Extended Description

I have been looking at the SAC stdlib rotate (and shift)
functions, as they relate to AWLF, and this led me to
look at the definition of the _mod_()
primitive in SAC. I find it wanting, for several reasons.
The underlying challenge is to make AWLF/WLF operate
with rotate as a producer WL and as a consumer WL.
The existing stdlib code uses mod() and a conditional
to normalize the rotate count. I.e., map it
into a non-negative integer
in the range 0...(N-1), where N is the length of
the rotation axis. In the common cases
where the rotate count is a constant, this is not
a problem. However, in APL code, we often see
expressions such as this one, to drop the leading
blanks from a text vector:
((vec≠' ')⍳1) ↓ vec
or
((vec≠' ')⍳1) ⌽ vec
I do not know what the design rationale was for the mod()
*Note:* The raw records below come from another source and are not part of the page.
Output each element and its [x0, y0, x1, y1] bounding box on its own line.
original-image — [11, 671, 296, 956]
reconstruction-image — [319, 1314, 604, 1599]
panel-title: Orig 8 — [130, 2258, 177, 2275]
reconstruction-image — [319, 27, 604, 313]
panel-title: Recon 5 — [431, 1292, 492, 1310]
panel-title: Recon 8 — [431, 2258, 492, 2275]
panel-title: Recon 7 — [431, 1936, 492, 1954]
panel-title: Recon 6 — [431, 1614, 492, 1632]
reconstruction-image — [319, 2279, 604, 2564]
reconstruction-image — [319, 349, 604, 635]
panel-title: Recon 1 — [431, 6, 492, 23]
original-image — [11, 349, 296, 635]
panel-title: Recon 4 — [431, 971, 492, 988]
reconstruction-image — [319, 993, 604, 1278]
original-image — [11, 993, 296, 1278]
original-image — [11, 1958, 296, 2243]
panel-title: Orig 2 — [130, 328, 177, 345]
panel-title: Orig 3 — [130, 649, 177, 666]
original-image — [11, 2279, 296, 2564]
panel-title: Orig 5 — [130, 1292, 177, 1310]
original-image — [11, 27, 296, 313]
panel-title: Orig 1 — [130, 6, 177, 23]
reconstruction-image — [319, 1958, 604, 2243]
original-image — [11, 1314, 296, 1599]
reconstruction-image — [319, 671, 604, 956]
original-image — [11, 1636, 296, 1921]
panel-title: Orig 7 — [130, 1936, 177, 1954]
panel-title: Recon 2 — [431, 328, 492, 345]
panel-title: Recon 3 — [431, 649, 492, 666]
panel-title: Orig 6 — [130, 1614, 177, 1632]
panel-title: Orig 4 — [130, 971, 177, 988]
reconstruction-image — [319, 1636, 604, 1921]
primitive, but suspect it was intended to mimic the
behavior of the (equally ill-defined) a%b (remainder)
operation in C.
1. According to the C99 standard*, the result is defined only
    if "...the quotient a/b is representable". E.g.,
    0%0 is undefined.
    For rotate() arguments where the rotate count ends up being
    zero, this can cause the normalization of the rotate count
    to signal an error.
    In APL, where considerable thought was
    given to the definition of residue (aka remainder) on
    all integers, floats, and complex numbers,
    0 | 0 ( 0%0  in C) is defined to produce 0.
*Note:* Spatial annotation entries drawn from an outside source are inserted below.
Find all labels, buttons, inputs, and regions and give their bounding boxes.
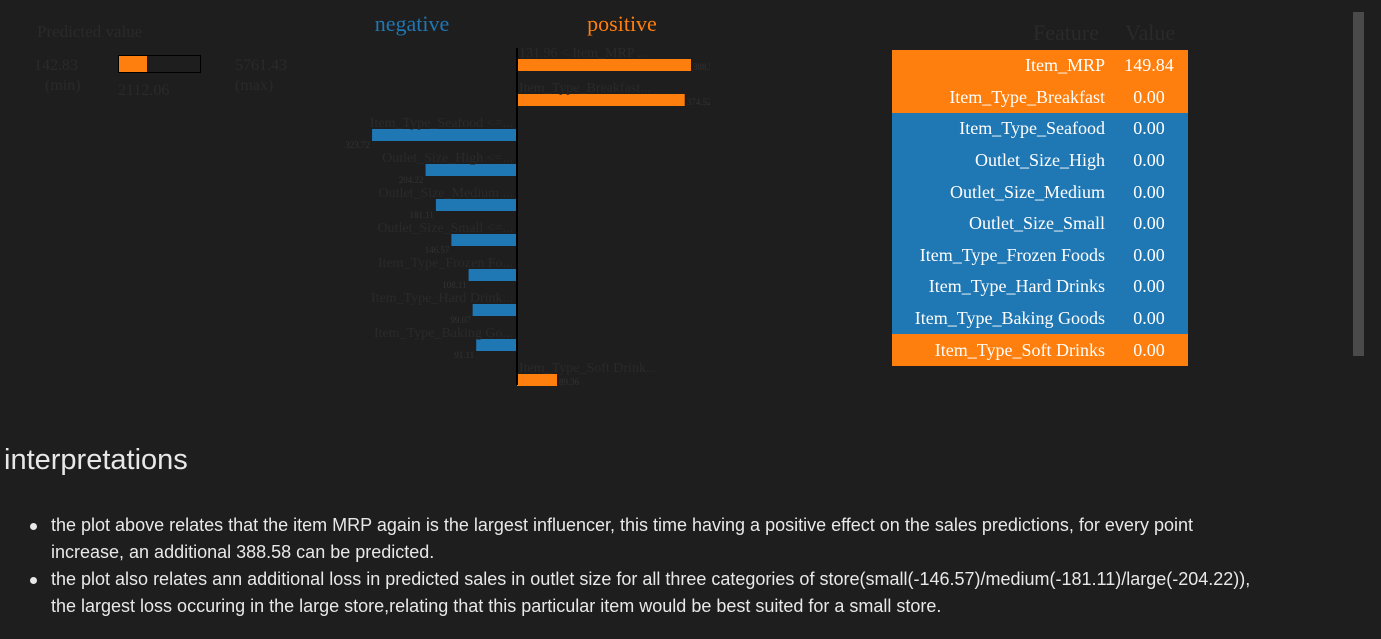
interpretations-heading: interpretations xyxy=(4,444,188,476)
feature-name: Item_Type_Soft Drinks xyxy=(934,339,1105,360)
bar-7 xyxy=(472,304,517,316)
bar-value-label-6: 108.11 xyxy=(442,280,466,290)
bar-value-label-8: 91.11 xyxy=(454,350,474,360)
feature-row: Item_Type_Breakfast 0.00 xyxy=(892,81,1188,114)
interpretation-text: increase, an additional 388.58 can be pr… xyxy=(51,542,435,562)
bar-value-label-2: 323.72 xyxy=(345,140,370,150)
feature-name: Item_Type_Hard Drinks xyxy=(928,276,1105,297)
bar-4 xyxy=(435,199,517,211)
feature-value: 0.00 xyxy=(1133,244,1165,265)
feature-row: Item_Type_Soft Drinks 0.00 xyxy=(892,334,1188,366)
explanation-bar-chart: negative positive 131.96 < Item_MRP ... 3… xyxy=(345,11,710,387)
feature-value: 0.00 xyxy=(1133,276,1165,297)
feature-name: Item_Type_Breakfast xyxy=(949,86,1105,107)
bar-5 xyxy=(451,234,517,246)
interpretation-text: the plot above relates that the item MRP… xyxy=(51,515,1193,535)
bar-9 xyxy=(517,374,558,386)
bar-value-label-1: 374.52 xyxy=(687,97,710,107)
feature-value: 0.00 xyxy=(1133,213,1165,234)
value-column-header: Value xyxy=(1125,20,1176,45)
bar-feature-label-2: Item_Type_Seafood <=... xyxy=(370,116,513,131)
interpretation-item: the plot also relates ann additional los… xyxy=(30,566,1381,620)
feature-row: Item_Type_Seafood 0.00 xyxy=(892,113,1188,145)
feature-value: 0.00 xyxy=(1133,118,1165,139)
bar-feature-label-5: Outlet_Size_Small <=... xyxy=(377,221,513,236)
bar-feature-label-4: Outlet_Size_Medium ... xyxy=(378,186,513,201)
bar-feature-label-9: Item_Type_Soft Drink... xyxy=(519,361,656,376)
feature-row: Item_Type_Hard Drinks 0.00 xyxy=(892,271,1188,303)
feature-value: 0.00 xyxy=(1133,181,1165,202)
bar-2 xyxy=(372,129,517,141)
feature-name: Item_MRP xyxy=(1024,55,1105,76)
interpretation-item: the plot above relates that the item MRP… xyxy=(30,512,1381,566)
feature-name: Item_Type_Seafood xyxy=(959,118,1105,139)
predicted-value-bar-fill xyxy=(119,56,148,72)
feature-value: 0.00 xyxy=(1133,339,1165,360)
bar-8 xyxy=(476,339,517,351)
feature-name: Outlet_Size_High xyxy=(975,150,1105,171)
bar-1 xyxy=(517,94,685,106)
feature-value: 0.00 xyxy=(1133,150,1165,171)
interpretations-list: the plot above relates that the item MRP… xyxy=(0,512,1381,620)
bar-value-label-0: 388.58 xyxy=(693,62,710,72)
predicted-value: 2112.06 xyxy=(118,82,170,99)
feature-name: Item_Type_Baking Goods xyxy=(914,308,1105,329)
bar-value-label-3: 204.22 xyxy=(399,175,424,185)
bar-3 xyxy=(425,164,517,176)
bars-group: 131.96 < Item_MRP ... 388.58 Item_Type_Bre… xyxy=(345,46,710,387)
predicted-value-bar xyxy=(118,55,201,73)
bar-feature-label-6: Item_Type_Frozen Fo... xyxy=(378,256,513,271)
bar-6 xyxy=(468,269,517,281)
predicted-min-value: 142.83 xyxy=(34,57,78,74)
feature-value: 149.84 xyxy=(1124,55,1174,76)
bar-feature-label-0: 131.96 < Item_MRP ... xyxy=(519,46,648,61)
feature-value: 0.00 xyxy=(1133,86,1165,107)
feature-row: Outlet_Size_Small 0.00 xyxy=(892,207,1188,240)
feature-name: Outlet_Size_Medium xyxy=(950,181,1105,202)
lime-explanation-output: Predicted value 142.83 (min) 2112.06 576… xyxy=(34,11,1188,387)
bar-value-label-4: 181.11 xyxy=(409,210,433,220)
vertical-scrollbar[interactable] xyxy=(1353,12,1364,356)
bar-0 xyxy=(517,59,691,71)
feature-row: Outlet_Size_Medium 0.00 xyxy=(892,176,1188,208)
bar-feature-label-7: Item_Type_Hard Drink... xyxy=(371,291,513,306)
feature-value: 0.00 xyxy=(1133,308,1165,329)
bar-feature-label-3: Outlet_Size_High <=... xyxy=(382,151,513,166)
feature-row: Item_Type_Frozen Foods 0.00 xyxy=(892,239,1188,272)
interpretation-text: the largest loss occuring in the large s… xyxy=(51,596,942,616)
feature-column-header: Feature xyxy=(1033,20,1099,45)
interpretation-text: the plot also relates ann additional los… xyxy=(51,569,1251,589)
bar-feature-label-1: Item_Type_Breakfast... xyxy=(519,81,651,96)
predicted-max-value: 5761.43 xyxy=(235,57,287,74)
feature-name: Outlet_Size_Small xyxy=(969,213,1105,234)
predicted-value-title: Predicted value xyxy=(37,22,143,41)
bar-value-label-5: 146.57 xyxy=(425,245,450,255)
feature-row: Item_MRP 149.84 xyxy=(892,50,1188,82)
feature-row: Item_Type_Baking Goods 0.00 xyxy=(892,302,1188,335)
bar-value-label-7: 99.07 xyxy=(450,315,471,325)
negative-label: negative xyxy=(375,11,450,36)
feature-value-table: Item_MRP 149.84 Item_Type_Breakfast 0.00 Ite… xyxy=(892,50,1188,366)
bar-feature-label-8: Item_Type_Baking Go... xyxy=(374,326,513,341)
positive-label: positive xyxy=(587,11,657,36)
bar-value-label-9: 89.36 xyxy=(559,377,580,387)
predicted-max-label: (max) xyxy=(235,77,274,94)
predicted-min-label: (min) xyxy=(45,77,81,94)
feature-row: Outlet_Size_High 0.00 xyxy=(892,144,1188,177)
feature-name: Item_Type_Frozen Foods xyxy=(919,244,1105,265)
2. In K&R (2nd Edition), "the sign of the result for
    % {is} machine-dependent for negative operands."
   By constrast, in APL, the definition is clearly specified for
   all integer (and, in fact, all numeric) arguments. NB. 
   argument order is reversed in SAC from that of APL:
    ¯5 ¯4 ¯3 ¯2 ¯1 0 1 2 3 4  NB.  A
     0  1  2  3  4 0 1 2 3 4  NB.  5|A (AKA A%5)
  This is not the same as the current behavior of the SAC
    mod() primitive on negative A:
    -5 -4 -3 -2 -1 0 1 2 3 4  NB. A
    -5 -4 -3 -2 -1 0 1 2 3 4  NB. A%5
    Note that the APL definition maps a negative
    rotate count into the correct non-negative count.
    The SAC behavior requires checking for a negative
    count and then adding b to the count for negatives.
    This often inhibits the ability to perform AWLF on
    rotated arguments/results, because of problems
    around partition/index vector intersect calculation.
    Furthermore, it may be that the SAC definition is
    "implementation-dependent", in which case we are
    left in a position of not being able even to specify the
    behavior of the stdlib rotate() function. It could screw
    anyone running on an implementation (e.g., Windows?) that produces
    different results.
    If we are going to define stdlib functions on SAC primitives,
    then we need to define the precise semantics of those
    primitives, and eschew "implementation-dependent"
    behavior.
So, a few questions,and a few proposals for redefinition:
Q1: Does anybody depend on the result of SAC
      mod() on negative or zero arguments?
Q2: Are there concrete objections to extending the definition
      of SAC mod() to handle zeros and negative arguments
      in the same way that APL does, thereby avoiding
      any arguments about "implementation-defined"
      behavior there and in the stdlib?
P0: If the answers to Q1 and Q2 are No, I propose to
      change sac2c mod() to operate as APL does, and
      to change the stdlib rotate() functions to rely on
      that definition.
2013-01-09: I have not heard any response from sacdev or others
on this topic. Silence is consent, in my book, so I am going
to proceed with the above implementation, as proposed.
* This is a draft of same:
http://www.open-std.org/jtc1/sc22/wg14/www/docs/n1570.pdf